11. Additional Areas of Interest
Massachusetts Credit Reporting Act
The Massachusetts Fair Credit Reporting Act ('MFCRA'), §§50-68 of the Regulation of Trade and Certain Enterprises (is a state-level counterpart of, the federal Fair Credit Reporting Act of 1970 ('FCRA'), substantially aligning with the same.
It is worth noting that there are two MFCRA provisions that are excepted from certain pre-emption provisions in the FCRA.

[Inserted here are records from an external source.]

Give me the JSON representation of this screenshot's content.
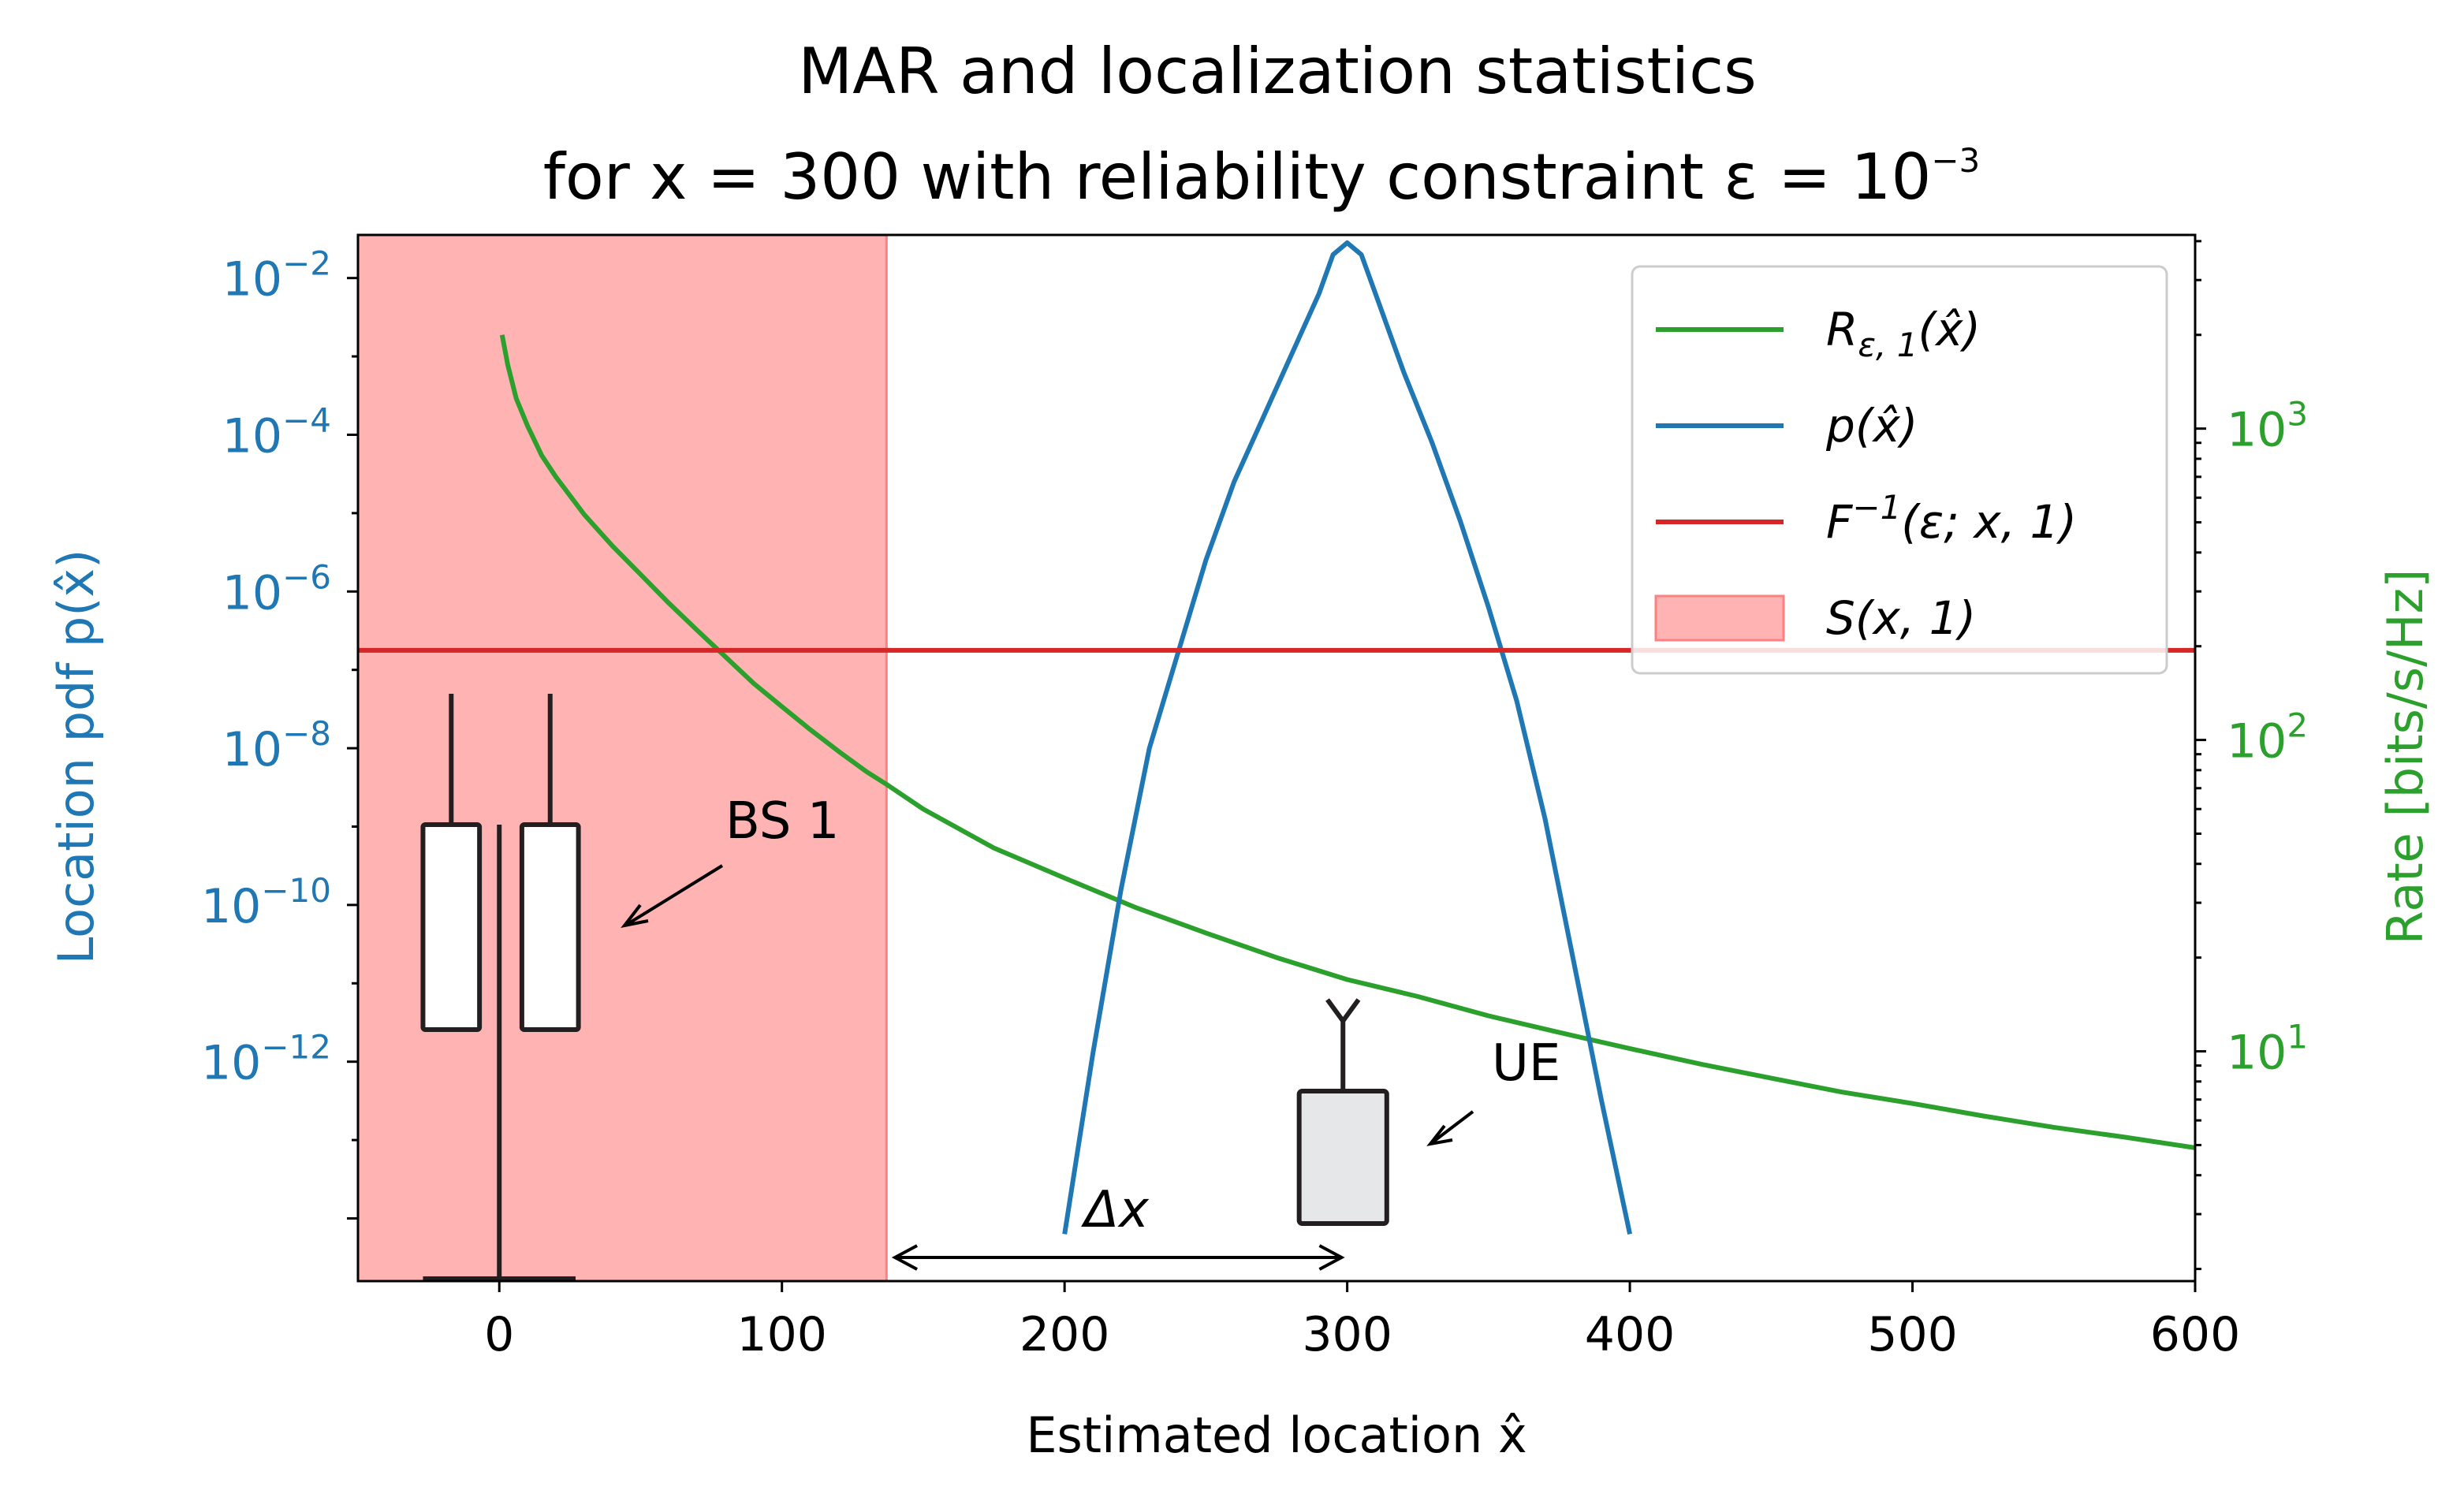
{
  "chart_data": {
    "type": "line",
    "title_line1": "MAR and localization statistics",
    "title_line2": "for x = 300 with reliability constraint ε = 10",
    "title_exp": "−3",
    "xlabel": "Estimated location x̂",
    "ylabel_left": "Location pdf p(x̂)",
    "ylabel_right": "Rate [bits/s/Hz]",
    "xlim": [
      -50,
      600
    ],
    "x_ticks": [
      0,
      100,
      200,
      300,
      400,
      500,
      600
    ],
    "y_left_scale": "log",
    "y_left_lim_exp": [
      -14.8,
      -1.45
    ],
    "y_left_ticks": [
      {
        "exp": -2,
        "base": "10",
        "sup": "−2"
      },
      {
        "exp": -4,
        "base": "10",
        "sup": "−4"
      },
      {
        "exp": -6,
        "base": "10",
        "sup": "−6"
      },
      {
        "exp": -8,
        "base": "10",
        "sup": "−8"
      },
      {
        "exp": -10,
        "base": "10",
        "sup": "−10"
      },
      {
        "exp": -12,
        "base": "10",
        "sup": "−12"
      }
    ],
    "y_right_scale": "log",
    "y_right_lim_exp": [
      0.262,
      3.622
    ],
    "y_right_ticks": [
      {
        "exp": 3,
        "base": "10",
        "sup": "3"
      },
      {
        "exp": 2,
        "base": "10",
        "sup": "2"
      },
      {
        "exp": 1,
        "base": "10",
        "sup": "1"
      }
    ],
    "colors": {
      "rate": "#2ca02c",
      "pdf": "#1f77b4",
      "quantile": "#d62728",
      "region": "#ffb3b3",
      "region_edge": "#ff8080"
    },
    "legend": [
      {
        "label": "R",
        "sub": "ε, 1",
        "tail": "(x̂)",
        "kind": "line",
        "color": "#2ca02c"
      },
      {
        "label": "p(x̂)",
        "sub": "",
        "tail": "",
        "kind": "line",
        "color": "#1f77b4"
      },
      {
        "label": "F",
        "sup": "−1",
        "tail": "(ε; x, 1)",
        "kind": "line",
        "color": "#d62728"
      },
      {
        "label": "S(x, 1)",
        "sub": "",
        "tail": "",
        "kind": "patch",
        "color": "#ffb3b3"
      }
    ],
    "series": [
      {
        "name": "R_eps1(x_hat)",
        "axis": "right",
        "x": [
          1,
          3,
          6,
          10,
          15,
          20,
          30,
          40,
          50,
          60,
          70,
          80,
          90,
          100,
          110,
          120,
          130,
          137,
          150,
          175,
          200,
          225,
          250,
          275,
          300,
          325,
          350,
          375,
          400,
          425,
          450,
          475,
          500,
          525,
          550,
          575,
          600
        ],
        "y": [
          2000,
          1600,
          1250,
          1020,
          820,
          700,
          530,
          420,
          340,
          275,
          225,
          185,
          152,
          128,
          108,
          92,
          79,
          72,
          60,
          45,
          36,
          29,
          24,
          20,
          17,
          15,
          13,
          11.5,
          10.2,
          9.1,
          8.2,
          7.4,
          6.8,
          6.2,
          5.7,
          5.3,
          4.9
        ]
      },
      {
        "name": "p(x_hat)",
        "axis": "left",
        "x": [
          200,
          210,
          220,
          230,
          240,
          250,
          260,
          270,
          280,
          290,
          295,
          300,
          305,
          310,
          320,
          330,
          340,
          350,
          360,
          370,
          380,
          390,
          400
        ],
        "y_exp": [
          -14.2,
          -11.9,
          -9.8,
          -8.0,
          -6.8,
          -5.6,
          -4.6,
          -3.8,
          -3.0,
          -2.2,
          -1.7,
          -1.55,
          -1.7,
          -2.2,
          -3.2,
          -4.1,
          -5.1,
          -6.2,
          -7.4,
          -8.9,
          -10.7,
          -12.5,
          -14.2
        ]
      },
      {
        "name": "F^-1(eps; x, 1)",
        "axis": "left",
        "y_exp": -6.75
      }
    ],
    "region": {
      "name": "S(x, 1)",
      "x_range": [
        -50,
        137
      ]
    },
    "annotations": {
      "bs_label": "BS 1",
      "ue_label": "UE",
      "dx_label": "Δx",
      "dx_range": [
        140,
        298
      ]
    }
  }
}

First, while §1681t(b)(1)(F) of Title 15 of the United States Code generally pre-empts state laws with respect to any subject matter regulated under the FCRA's provisions regarding the responsibilities of furnishers of information to consumer reporting agencies, there is an express exception for §54A(a) of the MFCRA. That MFCRA provision provides that every person who furnishes information to a consumer reporting agency shall follow reasonable procedures to ensure that the information reported to a consumer reporting agency is accurate and complete and that no person may provide information to a consumer reporting agency if such person knows or has reasonable cause to believe such information is not accurate or complete. Whether the express exception for Section 54A(a) of the MFCRA should also be read as extending to private causes of action brought to enforce Section 54A(a) of the MFCRA under Section 54A(g) of the MFCRA, even though Section 54A(g) of the MFCRA is, unlike Section 54A(a) of the MFCRA, not expressly excepted from the FCRA pre-emption provision, has been the subject of a number of judicial opinions, with conflicting results. Compare Lance v. PNC Bank, N.A., 2015 WL 5437090, *4 (15 September 2015) (holding that claims brought under Section 54A(g) of the MFCRA are pre-empted), with Catanzaro v. Experian Info. Sols., Inc., 671 F. Supp. 2d 256, 261 (D. Mass. 2009) (holding that claims brought under Section 54A(g) of the MFCRA are not pre-empted).
Second, while 15 U.S.C. §1681t(b)(4) generally pre-empted state laws with respect to the frequency of free annual disclosures that nationwide consumer reporting agencies, there is an express exception for §59(d) to (e) of the MFCRA concerning the similar subject matter.